Distributions obtained from quantifications of the SNAP^Cd labeling were statistically analyzed using the non-parametric Kolmogorov-Smirnov test. For the quantification of the fluorescence signal in different types of cells, three independent experiments were conducted. Only the results statistically significant (***, p > 0.001; ****, p < 0.0001) in all three experiments were considered statistically relevant.

Reporting summary

Further information on research design is available in the Nature Portfolio Reporting Summary linked to this article.

Author contributions

A.O.H., M.S., C.P.C., J.M., C.J.-J., and B.D. conceived the project; C.P.C., together with S.R., K.A., T.C., I.K., C.D.-L., carried out the experiments; C.P.C., M.S. and A.O.H., carried out the data analysis; C.P.C., M.S., B.D., J.M. and A.O.H. co-wrote and revised the manuscript.

Peer review

Peer review information

Communications Biology thanks I-Hsiu Huang and the other, anonymous, reviewer(s) for their contribution to the peer review of this work.
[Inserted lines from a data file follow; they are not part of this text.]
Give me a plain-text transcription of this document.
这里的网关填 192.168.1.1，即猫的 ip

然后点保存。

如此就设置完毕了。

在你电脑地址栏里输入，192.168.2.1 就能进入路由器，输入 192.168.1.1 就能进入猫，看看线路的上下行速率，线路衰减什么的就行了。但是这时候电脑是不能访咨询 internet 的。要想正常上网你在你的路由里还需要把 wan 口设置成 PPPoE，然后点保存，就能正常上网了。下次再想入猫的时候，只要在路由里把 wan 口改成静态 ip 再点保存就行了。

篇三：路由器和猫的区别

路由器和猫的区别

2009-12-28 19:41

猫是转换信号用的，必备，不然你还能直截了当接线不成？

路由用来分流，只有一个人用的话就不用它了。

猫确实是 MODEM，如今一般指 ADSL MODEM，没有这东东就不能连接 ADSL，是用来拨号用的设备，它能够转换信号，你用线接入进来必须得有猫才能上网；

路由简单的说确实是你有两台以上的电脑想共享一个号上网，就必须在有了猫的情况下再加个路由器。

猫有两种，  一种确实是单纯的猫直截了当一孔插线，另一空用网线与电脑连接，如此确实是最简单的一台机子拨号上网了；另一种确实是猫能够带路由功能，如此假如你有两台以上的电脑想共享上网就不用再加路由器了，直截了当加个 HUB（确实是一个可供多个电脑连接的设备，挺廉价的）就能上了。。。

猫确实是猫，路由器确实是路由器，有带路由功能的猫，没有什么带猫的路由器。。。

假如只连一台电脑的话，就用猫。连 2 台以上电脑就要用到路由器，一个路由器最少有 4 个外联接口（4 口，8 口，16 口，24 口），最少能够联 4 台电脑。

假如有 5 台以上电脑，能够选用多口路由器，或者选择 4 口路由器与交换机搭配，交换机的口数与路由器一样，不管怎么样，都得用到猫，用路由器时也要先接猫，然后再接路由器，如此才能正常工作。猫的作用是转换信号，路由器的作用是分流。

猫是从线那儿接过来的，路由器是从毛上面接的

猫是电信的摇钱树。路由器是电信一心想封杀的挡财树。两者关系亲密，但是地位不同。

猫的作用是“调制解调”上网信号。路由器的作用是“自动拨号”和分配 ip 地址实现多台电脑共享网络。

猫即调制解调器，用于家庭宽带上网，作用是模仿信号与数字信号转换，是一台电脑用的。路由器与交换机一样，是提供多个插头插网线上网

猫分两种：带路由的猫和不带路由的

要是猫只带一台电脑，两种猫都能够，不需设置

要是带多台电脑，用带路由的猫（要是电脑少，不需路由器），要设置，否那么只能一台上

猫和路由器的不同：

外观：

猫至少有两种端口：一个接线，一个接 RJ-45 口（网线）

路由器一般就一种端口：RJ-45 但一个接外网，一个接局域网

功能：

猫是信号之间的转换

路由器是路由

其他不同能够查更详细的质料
Primary Handling Editor: Tobias Goris.

Data availability

Uncropped and unedited blot/gels are shown as follows: for Fig. 4d, e, see Supplementary Fig. S10; for Fig. 5b, c, see Supplementary Figs. S11 and S12; for Supplementary Fig. S2, see Supplementary Fig. S10; for Supplementary Fig. S5a, b, see Supplementary Fig. S13; for Supplementary Fig. S6a, b, see Supplementary Fig. S14; for Supplementary Fig. S7, see Supplementary Fig. S15. The Excel file provided (Supplementary data) contains the data used to make the plots shown in Figs. 2b, 3c, 4c and 6b.

Competing interests

The authors declare no competing interests.

Supplementary information

The online version contains supplementary material available at 10.1038/s42003-024-06521-x.